Here is the montoring program. It is run by cron at every 5 minutes. It call target site's target page with specific query url (because, it is searching result page). Then it parse html through hpricot lib. Hpricot is so simple and powerful library for ruby. As you will be able to see below my code is not good. To tell the truth, it's so bad. There aren't TestCase and I didn't define Object(there are several candidates of domain model). If you want to find defects in the program, you can make several pages report.

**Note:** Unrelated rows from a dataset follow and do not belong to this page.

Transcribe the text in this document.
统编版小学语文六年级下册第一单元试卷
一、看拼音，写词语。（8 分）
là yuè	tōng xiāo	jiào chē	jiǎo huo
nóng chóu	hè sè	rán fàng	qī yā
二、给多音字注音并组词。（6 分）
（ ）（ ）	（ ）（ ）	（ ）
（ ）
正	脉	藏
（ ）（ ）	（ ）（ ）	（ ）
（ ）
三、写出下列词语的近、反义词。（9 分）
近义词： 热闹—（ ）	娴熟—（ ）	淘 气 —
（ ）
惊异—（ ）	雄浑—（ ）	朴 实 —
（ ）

However, this is not commercial and large size program. It's just simple program that has simple goal, architecture, theory. I think if you are programmer, not just coder, you should always consider tradeoff point. If I have to spend one more days to make this program, old way(human monitoring system) is better than this. This kind of human monitoring is just annoying work, doesn't need high resources. My wife and I can watch the page by just push refresh button sometimes in a day, even it's not agile popular second hand toy purchase way. Probably, altought we add all times that we click button and watch top of the search list in a month, it would be less than one day.
So I chose easy way. Below is 'shopping_radar.rb'
$KCODE = 'U'
require 'iconv'
require 'rubygems'
require 'hpricot'
require 'open-uri'
require 'activeresource'
SITE_URL = 'http://net2.i-baby.co.kr'
QUERY_URL = "#{SITE_URL}/netboard/new_netboard/business/total_search.php?search=%C1%F6%BA%D8&search_value=&idx=&s=1&w=%C1%F6%BA%D8&x=0&y=0"
# Server's default locale is UTF-8, however the target site's character encoding is EUC-KR.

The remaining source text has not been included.